Die aktuelle Not des Ladenbesitzers lindern will eine Gruppe von Musikern. Sie will ein Benefizkonzert organisieren und hat dazu den Bürgermeister angeschrieben. Ein Gespräch soll klären, wie die Stadt das Konzert unterstützen kann.
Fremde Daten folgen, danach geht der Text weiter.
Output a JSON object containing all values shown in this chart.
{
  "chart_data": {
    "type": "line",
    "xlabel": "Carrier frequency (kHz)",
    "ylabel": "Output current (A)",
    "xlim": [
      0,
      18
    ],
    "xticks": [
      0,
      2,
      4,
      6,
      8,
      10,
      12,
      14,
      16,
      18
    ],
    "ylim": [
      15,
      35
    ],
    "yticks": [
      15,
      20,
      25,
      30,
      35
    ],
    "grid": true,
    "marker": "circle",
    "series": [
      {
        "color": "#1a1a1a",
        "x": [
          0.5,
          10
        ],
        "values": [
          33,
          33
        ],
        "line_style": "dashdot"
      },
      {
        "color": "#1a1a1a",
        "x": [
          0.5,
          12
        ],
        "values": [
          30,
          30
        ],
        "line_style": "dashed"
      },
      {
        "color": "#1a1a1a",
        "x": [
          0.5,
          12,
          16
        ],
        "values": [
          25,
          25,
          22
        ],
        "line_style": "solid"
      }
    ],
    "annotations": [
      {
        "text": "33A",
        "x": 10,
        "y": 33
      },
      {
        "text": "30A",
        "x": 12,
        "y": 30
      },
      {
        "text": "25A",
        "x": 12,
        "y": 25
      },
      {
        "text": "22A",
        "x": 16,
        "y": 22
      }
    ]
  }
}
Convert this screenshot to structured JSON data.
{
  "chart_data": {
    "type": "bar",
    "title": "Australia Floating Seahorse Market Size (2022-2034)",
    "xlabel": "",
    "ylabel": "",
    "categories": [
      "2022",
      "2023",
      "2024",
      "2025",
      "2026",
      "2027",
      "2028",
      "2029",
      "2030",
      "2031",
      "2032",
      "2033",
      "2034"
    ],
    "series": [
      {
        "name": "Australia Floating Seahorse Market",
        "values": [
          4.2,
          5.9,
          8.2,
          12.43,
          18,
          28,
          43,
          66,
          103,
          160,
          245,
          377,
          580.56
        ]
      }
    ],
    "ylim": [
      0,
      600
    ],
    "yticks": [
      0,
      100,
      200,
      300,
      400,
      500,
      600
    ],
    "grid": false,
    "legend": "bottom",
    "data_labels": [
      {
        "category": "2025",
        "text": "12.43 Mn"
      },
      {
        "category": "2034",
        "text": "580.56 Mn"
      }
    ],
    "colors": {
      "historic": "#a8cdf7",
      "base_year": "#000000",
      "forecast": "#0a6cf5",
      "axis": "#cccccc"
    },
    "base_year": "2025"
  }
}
„Fallersleben Bund“ distanziert sich
Der „Fallersleben Bund“, der kürzlich vor dem Geschäft auf einer städtischen Infotafel den Hinweis „Islamisierung“ angebracht hatte, hat sich auf Facebook von dem Anschlag distanziert. Die Vereinigung bezeichnet sich selbst als „Gruppe patriotischer Aktivisten“ und lehnt in einer aktuellen Erklärung „Gewalt und Brandstiftung als politisches Mittel kategorisch ab“. Dass nun der Bund verantwortlich gemacht werden solle, zeige, dass „wir anscheinend in einer Zeit des hysterischen Linksfaschismus“ leben, der es nicht ertragen könne, dass politischer Protest auch ohne „brennendes Gut anderer Menschen auskommen kann.“
Weil der Fallersleben Bund „die Situation nicht weiter anheizen und lieber erst einmal das Ergebnis der Brandursachenermittlung“ abwarten wolle, wird der vorläufige Verzicht auf öffentliche Aktionen angekündigt.